All I want to do is increment/decrement an input_number sensor based on sensor values within a zone. Is there a better way?
I don’t see that this would result in a value less than zero. You may not get the value you expected, but it will always be the number received by the thread for this app, and then adjusted by 1. AD then sets the value in HA via the API, which I assume has its own thread control, but in any case wouldn’t cause an error in AD.
It isn’t an error in AD - just a warning back from HA stating the input_number is being set out of range. It isn’t a problem as such but I’d prefer to do this the ‘right’ way. I don’t really understand how the count can end up less than zero since all sensors should only do +1 or -1.
sensor A goes from on to off > input_number -1
sensor B goes from off to on > input_number +1
i would go with:
sensor A goes from on to off > check state from all sensors > result to input_number
sensor B goes from off to on > check state from all sensors > result to input_number
I will add that based on the architecture of AD it is perfectly possible for 2 threads to be accessing your code at once, and also that the get_state() calls operate locally without going back to AD (although they correctly reflect any changes made by set_state() calls which do go back to HASS).
The state itself is protected by locking so 2 threads reading state info one after each other will take it in turns but looking at the code for set_state() it would be possible for a race condition to set AD’s state differently to HASS’s idea of the same state.
Moral of the story - use locks if you are trying to set state to the same sensor concurrently.
it is impossible to lock an HA service for the while that an app is running.
thats why i suspect its an achitectural failure.
in the case that its possible that sensor A presents a decrement before sensor B presents an increment, with the result that the input_number gets below zero for a short period there are 3 options in my eyes:
set the “normal” value from 0 to 10, so that the problem doesnt exist.
check the value before sending it and if its below zero, make it zero (so no decrerment when zero is reached)
no decrement and increment at all, but calc the value from sensor states. (which is probably the most reliable option)
I had tried 1. and 2. before. I’ve reworked things to check all sensors and set the value from that.
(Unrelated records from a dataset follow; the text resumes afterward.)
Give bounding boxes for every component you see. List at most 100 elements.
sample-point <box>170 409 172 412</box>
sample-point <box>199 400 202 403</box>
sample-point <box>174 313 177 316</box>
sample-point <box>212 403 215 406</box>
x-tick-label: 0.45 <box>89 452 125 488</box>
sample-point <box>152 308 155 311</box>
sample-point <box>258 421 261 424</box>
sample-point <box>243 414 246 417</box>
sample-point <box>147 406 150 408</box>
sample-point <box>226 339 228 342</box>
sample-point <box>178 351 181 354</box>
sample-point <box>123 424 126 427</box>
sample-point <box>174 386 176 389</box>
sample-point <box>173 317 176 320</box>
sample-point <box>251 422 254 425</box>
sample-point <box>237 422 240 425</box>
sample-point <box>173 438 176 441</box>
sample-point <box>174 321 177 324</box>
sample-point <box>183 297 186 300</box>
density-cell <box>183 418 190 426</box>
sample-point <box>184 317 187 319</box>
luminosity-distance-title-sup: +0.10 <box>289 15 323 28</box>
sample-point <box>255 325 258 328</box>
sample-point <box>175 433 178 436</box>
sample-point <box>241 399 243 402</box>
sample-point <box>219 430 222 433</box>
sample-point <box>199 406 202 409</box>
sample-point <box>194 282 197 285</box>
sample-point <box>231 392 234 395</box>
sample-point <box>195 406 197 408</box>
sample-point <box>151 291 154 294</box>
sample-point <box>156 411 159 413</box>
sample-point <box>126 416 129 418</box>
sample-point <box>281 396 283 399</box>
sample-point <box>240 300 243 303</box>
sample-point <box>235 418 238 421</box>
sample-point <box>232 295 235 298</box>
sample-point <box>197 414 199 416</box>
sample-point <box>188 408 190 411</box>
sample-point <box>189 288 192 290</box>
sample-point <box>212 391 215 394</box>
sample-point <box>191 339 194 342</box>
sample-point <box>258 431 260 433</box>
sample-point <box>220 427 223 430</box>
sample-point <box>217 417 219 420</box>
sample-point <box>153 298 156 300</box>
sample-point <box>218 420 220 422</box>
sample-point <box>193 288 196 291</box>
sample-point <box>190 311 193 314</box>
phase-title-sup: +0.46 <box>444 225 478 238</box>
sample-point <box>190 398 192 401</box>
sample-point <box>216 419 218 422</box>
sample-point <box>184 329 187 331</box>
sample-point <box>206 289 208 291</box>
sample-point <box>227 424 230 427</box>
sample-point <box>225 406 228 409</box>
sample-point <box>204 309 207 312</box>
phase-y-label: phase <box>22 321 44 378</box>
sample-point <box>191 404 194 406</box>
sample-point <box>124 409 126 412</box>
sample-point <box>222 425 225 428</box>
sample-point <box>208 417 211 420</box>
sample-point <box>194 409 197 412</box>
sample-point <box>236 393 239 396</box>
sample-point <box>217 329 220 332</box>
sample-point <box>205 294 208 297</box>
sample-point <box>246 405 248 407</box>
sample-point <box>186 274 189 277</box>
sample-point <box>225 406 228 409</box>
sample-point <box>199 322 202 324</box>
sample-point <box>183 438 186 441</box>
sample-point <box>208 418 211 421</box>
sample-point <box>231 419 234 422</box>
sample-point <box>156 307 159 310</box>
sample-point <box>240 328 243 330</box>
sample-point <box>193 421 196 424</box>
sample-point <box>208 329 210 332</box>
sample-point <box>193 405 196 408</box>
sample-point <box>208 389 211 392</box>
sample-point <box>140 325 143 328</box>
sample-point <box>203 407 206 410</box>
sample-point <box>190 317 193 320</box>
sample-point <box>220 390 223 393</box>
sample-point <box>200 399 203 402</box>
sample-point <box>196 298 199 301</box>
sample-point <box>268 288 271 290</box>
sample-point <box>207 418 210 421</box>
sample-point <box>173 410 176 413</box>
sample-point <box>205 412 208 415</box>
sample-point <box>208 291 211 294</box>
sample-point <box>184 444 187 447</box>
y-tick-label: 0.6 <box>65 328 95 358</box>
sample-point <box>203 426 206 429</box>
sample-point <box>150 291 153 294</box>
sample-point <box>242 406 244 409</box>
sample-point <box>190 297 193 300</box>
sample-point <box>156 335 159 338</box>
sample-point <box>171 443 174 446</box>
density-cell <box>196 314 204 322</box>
The code is much clearer and its working far better so thanks for the prompt!
Still interesting on using get_state + set_value at the same time… will avoid using that pattern in future I think.
you need to remember that all you do is sending requests to HA.
so you cant really do it at the same time, they will be handled in the order they come in in HA.
and you work on a distance(even when you have both AD and HA on the same device). so anything can infuence the speed that the commands get send and answered.